3. Selon l'article DC2 des dispositions générales du PLU de Varages : " () Dans toutes les zones, sont admis les usages et affectations des sols suivants : La reconstruction à l'identique : application de l'article L111-15 du code de l'urbanisme qui dispose : " Lorsqu'un bâtiment régulièrement édifié vient à être détruit ou démoli, sa reconstruction à l'identique est autorisée dans un délai de dix ans (). ". Le droit de reconstruire sera refusé en cas d'atteinte grave à la sécurité publique. (). " et selon l'article NC2 du même PLU, sont autorisées en zone N : " () En cas de sinistre, la reconstruction à l'identique des constructions existantes. / Les travaux confortatifs et l'agrandissement des constructions existantes à destination d'habitation à condition que ces travaux n'entraînent pas un accroissement supérieur à 30% de la surface de plancher et sans que la surface de plancher finale, extension comprise, ne dépasse 300 m² () ". Il suit de là que, dès lors que l'existence légale du bâtiment n'est pas contestée et que le PLU de Varages ne contient pas de disposition prévoyant l'interdiction de la reconstruction, celle-ci pouvait valablement être sollicitée et obtenue, que la démolition ait résulté ou non d'un sinistre.
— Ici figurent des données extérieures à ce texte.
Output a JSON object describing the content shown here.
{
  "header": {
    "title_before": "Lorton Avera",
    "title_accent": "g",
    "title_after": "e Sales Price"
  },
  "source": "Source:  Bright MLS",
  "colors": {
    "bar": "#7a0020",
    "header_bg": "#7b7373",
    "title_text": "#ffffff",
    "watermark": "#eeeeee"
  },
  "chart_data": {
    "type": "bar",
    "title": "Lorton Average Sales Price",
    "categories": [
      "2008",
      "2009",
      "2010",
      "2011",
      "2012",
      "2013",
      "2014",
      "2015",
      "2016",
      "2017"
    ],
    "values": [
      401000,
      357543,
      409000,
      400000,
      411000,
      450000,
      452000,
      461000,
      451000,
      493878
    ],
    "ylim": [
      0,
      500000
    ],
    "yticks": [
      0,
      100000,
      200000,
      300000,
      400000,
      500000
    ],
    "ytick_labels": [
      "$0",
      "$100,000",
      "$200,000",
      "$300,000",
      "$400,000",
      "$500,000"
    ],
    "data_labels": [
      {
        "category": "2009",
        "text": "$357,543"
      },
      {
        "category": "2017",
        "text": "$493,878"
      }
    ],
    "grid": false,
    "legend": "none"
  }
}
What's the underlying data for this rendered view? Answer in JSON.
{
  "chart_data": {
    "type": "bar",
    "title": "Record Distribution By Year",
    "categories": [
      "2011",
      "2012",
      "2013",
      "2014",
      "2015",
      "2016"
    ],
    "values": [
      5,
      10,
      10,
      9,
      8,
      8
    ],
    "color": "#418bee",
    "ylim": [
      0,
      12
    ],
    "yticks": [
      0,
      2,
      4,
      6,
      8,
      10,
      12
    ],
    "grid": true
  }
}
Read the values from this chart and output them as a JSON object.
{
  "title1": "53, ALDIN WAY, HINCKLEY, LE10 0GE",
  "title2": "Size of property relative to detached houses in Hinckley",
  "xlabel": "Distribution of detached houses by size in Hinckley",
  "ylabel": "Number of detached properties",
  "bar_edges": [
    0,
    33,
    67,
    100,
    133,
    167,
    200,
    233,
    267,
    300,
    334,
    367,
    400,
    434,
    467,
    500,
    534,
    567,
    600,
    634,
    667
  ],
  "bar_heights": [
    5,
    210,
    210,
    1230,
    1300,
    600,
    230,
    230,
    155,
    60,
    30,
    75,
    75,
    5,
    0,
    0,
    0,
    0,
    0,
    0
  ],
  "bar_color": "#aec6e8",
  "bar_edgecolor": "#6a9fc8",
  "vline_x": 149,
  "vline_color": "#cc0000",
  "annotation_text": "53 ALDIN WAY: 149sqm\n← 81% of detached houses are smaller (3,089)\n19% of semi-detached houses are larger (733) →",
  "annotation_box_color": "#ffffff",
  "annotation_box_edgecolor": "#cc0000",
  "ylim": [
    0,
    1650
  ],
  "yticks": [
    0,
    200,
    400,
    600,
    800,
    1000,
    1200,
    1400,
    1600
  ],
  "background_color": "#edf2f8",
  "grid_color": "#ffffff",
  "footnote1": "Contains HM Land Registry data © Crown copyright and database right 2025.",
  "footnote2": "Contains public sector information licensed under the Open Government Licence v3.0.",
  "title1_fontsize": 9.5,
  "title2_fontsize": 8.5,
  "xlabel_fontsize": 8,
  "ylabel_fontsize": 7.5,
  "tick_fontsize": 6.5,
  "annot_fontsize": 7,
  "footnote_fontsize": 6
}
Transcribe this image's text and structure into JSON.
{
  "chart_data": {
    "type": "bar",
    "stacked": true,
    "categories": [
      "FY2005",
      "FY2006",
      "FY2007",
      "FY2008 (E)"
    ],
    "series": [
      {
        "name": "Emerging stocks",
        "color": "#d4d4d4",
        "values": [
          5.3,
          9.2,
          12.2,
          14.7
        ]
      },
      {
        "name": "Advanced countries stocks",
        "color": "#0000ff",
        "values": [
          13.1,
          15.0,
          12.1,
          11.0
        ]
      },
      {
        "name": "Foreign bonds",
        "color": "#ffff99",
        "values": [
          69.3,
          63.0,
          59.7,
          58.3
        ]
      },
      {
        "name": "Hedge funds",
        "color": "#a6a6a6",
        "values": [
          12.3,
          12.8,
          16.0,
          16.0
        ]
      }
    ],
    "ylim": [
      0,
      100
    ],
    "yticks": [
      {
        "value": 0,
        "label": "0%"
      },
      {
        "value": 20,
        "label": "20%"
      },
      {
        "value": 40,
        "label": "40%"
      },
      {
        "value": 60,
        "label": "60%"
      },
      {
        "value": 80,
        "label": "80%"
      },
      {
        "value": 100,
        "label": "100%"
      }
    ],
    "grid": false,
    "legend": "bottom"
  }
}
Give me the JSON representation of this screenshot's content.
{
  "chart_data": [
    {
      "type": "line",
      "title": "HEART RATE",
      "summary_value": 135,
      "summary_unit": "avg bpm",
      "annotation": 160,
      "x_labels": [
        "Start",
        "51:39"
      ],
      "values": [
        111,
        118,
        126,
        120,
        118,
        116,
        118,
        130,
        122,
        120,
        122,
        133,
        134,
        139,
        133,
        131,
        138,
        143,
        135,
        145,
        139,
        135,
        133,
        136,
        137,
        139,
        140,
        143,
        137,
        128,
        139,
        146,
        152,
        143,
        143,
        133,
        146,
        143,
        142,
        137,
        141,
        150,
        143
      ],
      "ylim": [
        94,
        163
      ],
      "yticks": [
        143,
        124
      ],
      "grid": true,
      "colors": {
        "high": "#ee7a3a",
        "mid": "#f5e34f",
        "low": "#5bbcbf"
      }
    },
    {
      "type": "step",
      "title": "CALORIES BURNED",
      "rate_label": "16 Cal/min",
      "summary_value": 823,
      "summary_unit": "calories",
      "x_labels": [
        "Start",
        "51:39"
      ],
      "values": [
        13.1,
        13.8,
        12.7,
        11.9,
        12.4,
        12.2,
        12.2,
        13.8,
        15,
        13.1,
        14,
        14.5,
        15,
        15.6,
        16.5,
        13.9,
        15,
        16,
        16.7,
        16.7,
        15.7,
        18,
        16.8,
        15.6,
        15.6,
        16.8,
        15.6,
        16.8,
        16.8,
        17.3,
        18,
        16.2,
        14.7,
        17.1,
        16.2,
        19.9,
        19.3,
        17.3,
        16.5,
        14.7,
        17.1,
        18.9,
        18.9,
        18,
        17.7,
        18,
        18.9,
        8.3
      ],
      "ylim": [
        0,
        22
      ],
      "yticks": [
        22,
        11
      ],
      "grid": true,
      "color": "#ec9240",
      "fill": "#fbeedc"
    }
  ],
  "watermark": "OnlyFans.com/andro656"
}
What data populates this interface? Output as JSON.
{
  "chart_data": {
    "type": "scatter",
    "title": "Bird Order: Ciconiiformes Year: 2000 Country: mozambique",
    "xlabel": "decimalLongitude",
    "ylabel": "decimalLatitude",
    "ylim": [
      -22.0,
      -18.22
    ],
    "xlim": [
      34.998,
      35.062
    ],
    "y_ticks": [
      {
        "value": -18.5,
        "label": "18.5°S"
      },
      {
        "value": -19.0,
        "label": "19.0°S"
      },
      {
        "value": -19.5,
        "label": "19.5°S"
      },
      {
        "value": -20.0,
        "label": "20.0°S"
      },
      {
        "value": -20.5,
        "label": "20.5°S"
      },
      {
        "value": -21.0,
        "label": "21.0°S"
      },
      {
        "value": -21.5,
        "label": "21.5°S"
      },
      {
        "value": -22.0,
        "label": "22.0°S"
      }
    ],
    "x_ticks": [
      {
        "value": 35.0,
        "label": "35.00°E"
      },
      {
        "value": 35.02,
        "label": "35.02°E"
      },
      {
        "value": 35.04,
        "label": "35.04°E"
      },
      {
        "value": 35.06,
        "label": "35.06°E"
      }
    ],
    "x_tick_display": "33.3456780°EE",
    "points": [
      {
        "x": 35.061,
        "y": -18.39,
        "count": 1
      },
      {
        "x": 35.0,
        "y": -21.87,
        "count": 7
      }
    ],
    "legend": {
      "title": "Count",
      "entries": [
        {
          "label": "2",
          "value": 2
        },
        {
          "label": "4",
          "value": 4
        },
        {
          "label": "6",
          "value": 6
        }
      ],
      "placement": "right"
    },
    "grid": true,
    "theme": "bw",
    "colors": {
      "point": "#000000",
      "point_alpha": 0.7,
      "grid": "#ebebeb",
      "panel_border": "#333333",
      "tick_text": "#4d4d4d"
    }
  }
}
4. Pour refuser le permis de construire sollicité, le maire de Varages a retenu que
les constructions existantes auraient subi des modifications et extensions ainsi qu'un changement de destination non autorisés, sur lesquels la demande de permis de construire aurait dû également porter et qu'en l'état, l'autorisation ne pouvait être délivrée.
5. Les requérants soutiennent que la demande de permis de construire ne concerne que
le seul bâtiment dénommé " bastidon " et non le second bâtiment dit " bergerie " et qu'ainsi,
la commune ne saurait lui opposer aucun élément qui soit tiré de la situation de cette " bergerie ".
6. Il ressort, en effet, des pièces du dossier, notamment de la notice descriptive,
que la demande de permis de construire en litige porte exclusivement sur des travaux à réaliser sur le bastidon et non sur la bergerie. Il apparaît également que le local dénommé " bergerie ", déjà désaffecté de son usage agricole lors de l'acquisition de la propriété ainsi qu'il résulte des termes de l'acte notarié, constitue une annexe de rangement ou de stockage non reliée physiquement à l'autre construction et ne présentant aucun lien fonctionnel avec elle, de sorte que les deux bâtiments ne peuvent être regardés comme formant un ensemble indissociable. Il s'ensuit que les requérants sont fondés à soutenir que, à les supposer avérés, les motifs tirés de ce que les éventuelles modifications apportées à la bergerie et son potentiel changement de destination n'auraient pas été autorisés ne pouvaient légalement fonder la décision de refus attaquée.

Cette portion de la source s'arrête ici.